'Best worst movie ever made' - world braces itself for Sharknado 2
'Let's chainsaw some sharks' - in a sequel to Sharknado, the must-see movie of 2013, it is the turn of New Yorkers to get eaten in the first showing of Sharknado 2 on Wednesday night
Published 30/07/2014 | 21:24
Let's go kill some sharks," screams actor Ian Ziering wielding a chainsaw in the trailer for Sharknado 2 which is, against all odds, one of the most eagerly awaited movies of he summer.
The original Sharknado, in which a tornado hurls vicious but somewhat rubbery looking sea monsters at Los Angeles, was shown on the Syfy channel last year.
It quickly became one of the biggest social media phenomena of 2013 as it took TV B-movie corniness to a new level.
Although only 1.4 million people watched the first television showing fans were sending up to 5,000 tweets a minute, coming up with their own ideas for disaster movies like Tarantulavalanche and Lizzard Blizzard.
Critics called Sharknado the "best worst movie ever made," "awesomely awful," and "absurd".
But it was so unusual The Washington Post declared it "your must-see summer movie."

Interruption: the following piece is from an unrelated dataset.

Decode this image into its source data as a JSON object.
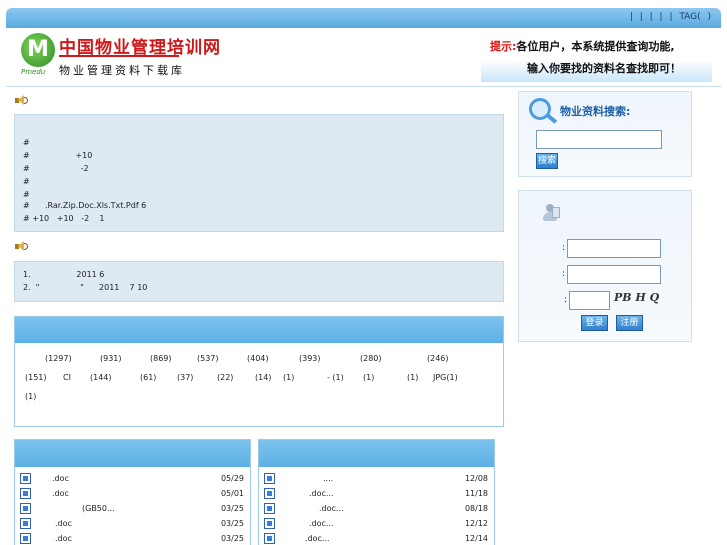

Sadly, sense or advice from her agent seems to have prevailed for Wilde and she will not be seen in Sharknado 2: The Second One.

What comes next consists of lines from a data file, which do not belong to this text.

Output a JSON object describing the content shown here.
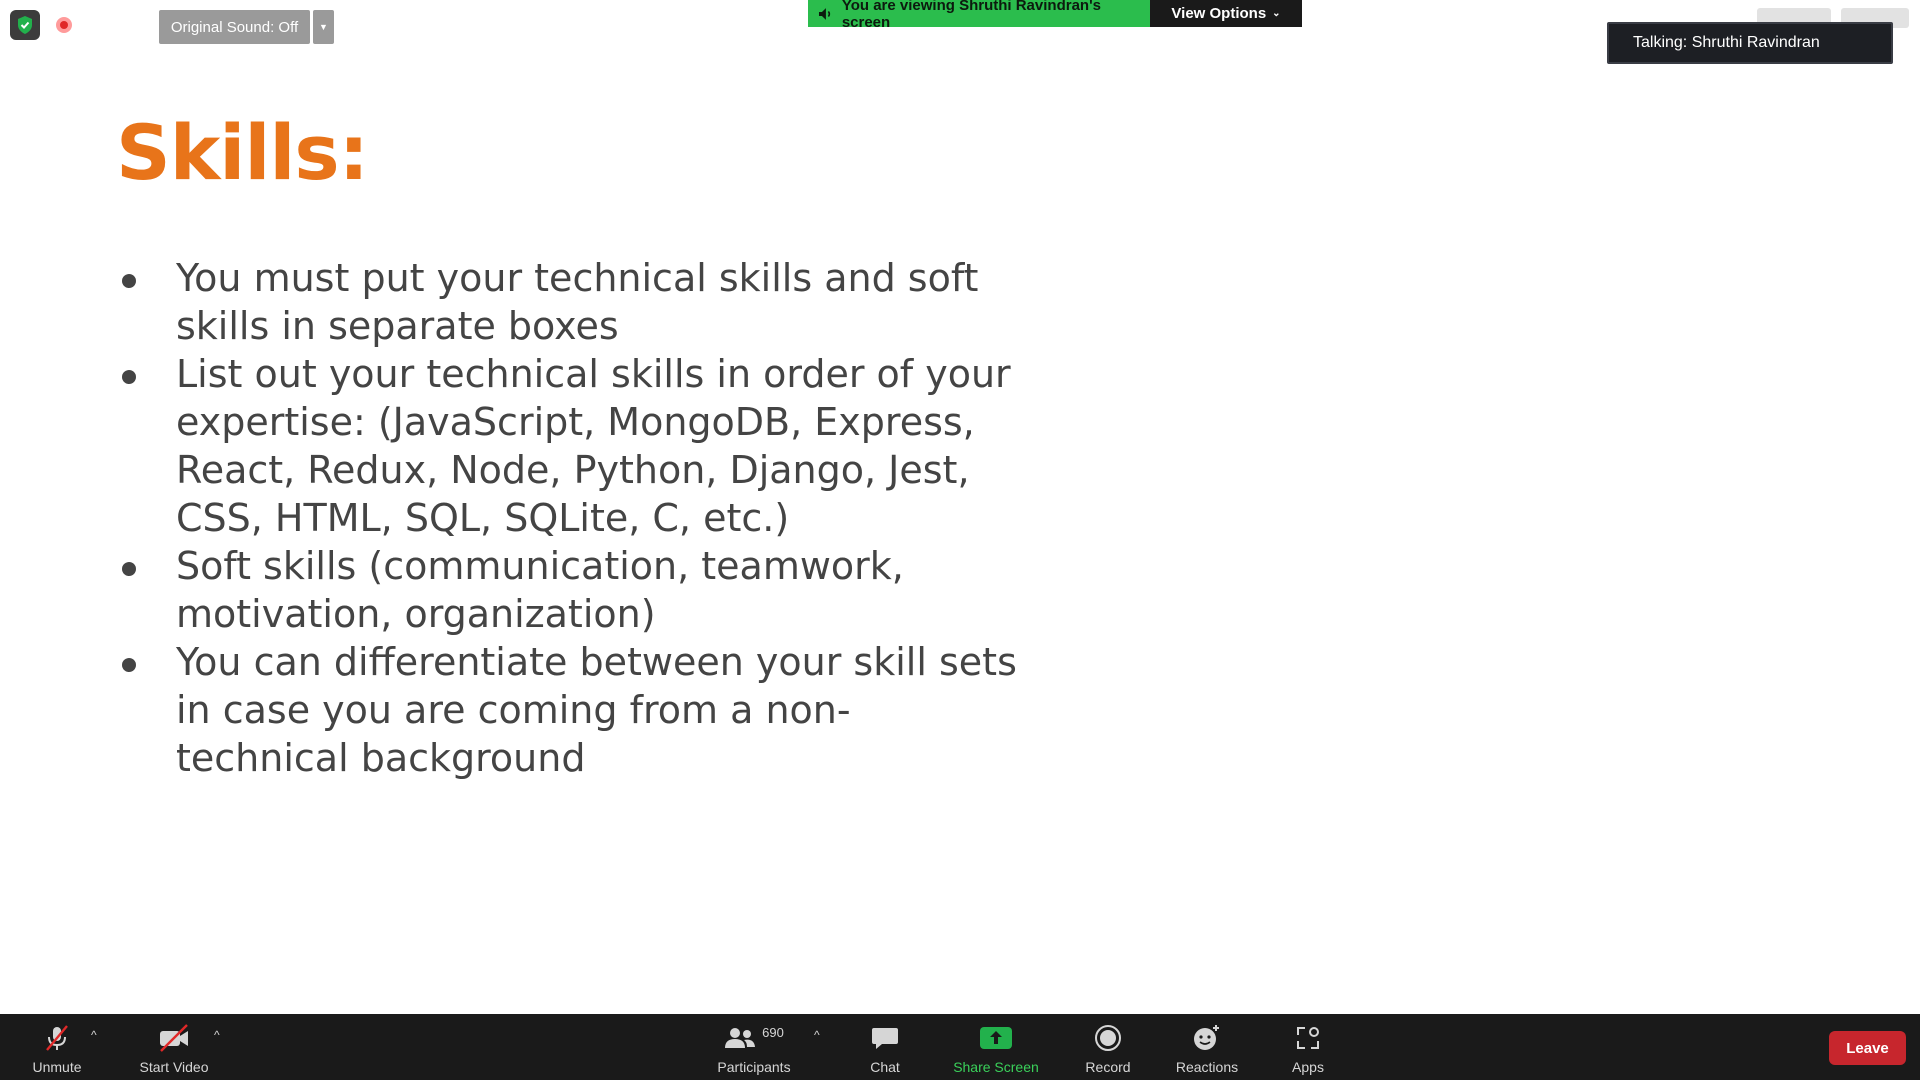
{
  "top": {
    "original_sound_label": "Original Sound: Off",
    "banner_text": "You are viewing Shruthi Ravindran's screen",
    "view_options_label": "View Options",
    "talking_label": "Talking: Shruthi Ravindran"
  },
  "slide": {
    "title": "Skills:",
    "bullets": [
      "You must put your technical skills and soft skills in separate boxes",
      "List out your technical skills in order of your expertise: (JavaScript, MongoDB, Express, React, Redux, Node, Python, Django, Jest, CSS, HTML, SQL, SQLite, C, etc.)",
      "Soft skills (communication, teamwork, motivation, organization)",
      "You can differentiate between your skill sets in case you are coming from a non-technical background"
    ]
  },
  "toolbar": {
    "unmute": "Unmute",
    "start_video": "Start Video",
    "participants_count": "690",
    "participants": "Participants",
    "chat": "Chat",
    "share_screen": "Share Screen",
    "record": "Record",
    "reactions": "Reactions",
    "apps": "Apps",
    "leave": "Leave"
  },
  "colors": {
    "title_orange": "#e8741a",
    "banner_green": "#2bbd4d",
    "share_green": "#3ad05a",
    "leave_red": "#c7262d"
  }
}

Instead Ziering, who previously starred in Beverly Hills 90210, is reunited with co-star Tara Reid, best known for her role in the American Pie films.
The tongue-in-cheek sequel was reportedly shot in just 18 days for less than $2 million, with the makers resisting the temptation to boost production values or make the movie more serious than its predecessor.
The plot is just as ludicrous, and the dialogue just as cheesy, as the original with a "sharknado" hitting New York and deluging the Big apple with chomping sea creatures.
In the first movie Ziering memorably escaped from the belly of a shark using a chainsaw.
This time he delivers an inspiring speech to the people of New York, telling them: "I've been eaten. And I'm here to tell you it takes a lot more than that to bring a good man down. It takes a lot more than that to bring a New Yorker down."
Early reviews have been suitably bad with Newsday describing " ineffably awful dialogue" and "more utterly clueless performances."